Sunday, August 01, 2010

Nietzsche on the Green Lantern theory

Every thoughtless person supposes that will alone is effective; that willing is something simple, a brute datum, underivable, and intelligible by itself. He is convinced that when he does something -- strike something, for example -- it is he that strikes, and that he did strike because he willed it. * * * The will is for him a magically effective force; the faith in the will as the cause of effects is the faith in magically effective forces.
-- Nietzsche, The Gay Science, # 127.

... Cf. Matt Yglesias on the Green Lantern theory of international relations:
Hawks seem to have convinced themselves that American military might is like a power ring -- capable of achieving anything if only we have sufficient will. There are no objective limits to our capacities, no sticky situations that need to be handled cautiously, no awkward compromises to be brokered, and no stuff we're just going to have to live with in the hopes that things will change for the better down the road. There are only goals, force, and will, and the only relevant question in any situation is whether we have the will to achieve our goals with force.

The tragedy of this theory is that, like all the really bad theories, it's never refuted by events. Sane people are a bit chastened by Iraq. Having watched the country make a very high-stakes gamble in Mesopotamia only to have it blow up in our faces, we're disinclined to do it all over again on the hopes that this time we've correctly identified which leader is the "real problem" and whose population will welcome us with flowers and sweets. To the hawks, though, the answer to every problem is more will, more force. So it stands to reason that the current chaos shouldn't make us cautious about further destabilizing actions. Rather, the current chaos actually proves the need for the application of more force, more will. The massive fallout from Iraq is, to the hawks, not the fault of the war's architects but of its opponents, who've sapped the nation's willpower -- willpower we desperately need to recover in order to address the negative consequences of the last deployment of will (and high explosives).
Is there only coincidence that the party which identifies itself more strongly with supernatural guidance ("magically effective forces") is also the party which subscribes to the Green Lantern theory?
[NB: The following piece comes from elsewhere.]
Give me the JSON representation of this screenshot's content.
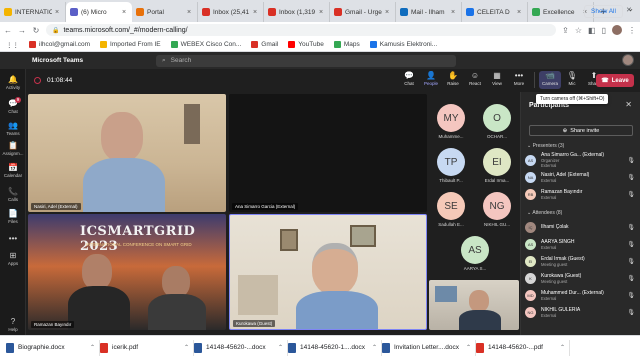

... Leaving aside the irony that Nietzsche, the man who analyzed "the will" out of existence, is today misremembered as the preacher of the "will to power." The will to power, properly understood, is the will to misunderstanding, to fiction, to interpretation -- the will to imagine that there's a "will." "Thus an occasional will to stupidity," as N. notes. Cf. BG&E # 230:
... a suddenly erupting decision in favor of ignorance, of deliberate exclusion, a shutting of one's windows, an internal No to this or that thing, a refuasal to let things approach, a kind of state of defense against much that is knowable, a satisfaction with the dark, with the limiting horizon, a Yea and Amen to ignorance -- all of which is necessary in proportion to a spirit's power to appropriate, its "digestive capacity" ....
Fundamentalism is just such a state of defense. As N. discusses in book 3 of The Gay Science, such a will served the human race (if not every one of its members) for millenia; the "will to truth," to analysis and contradiction and uncertainty, is much more recent and by no means either a definite improvement or guaranteed to last. The Sarah Palins may yet be on the winning side.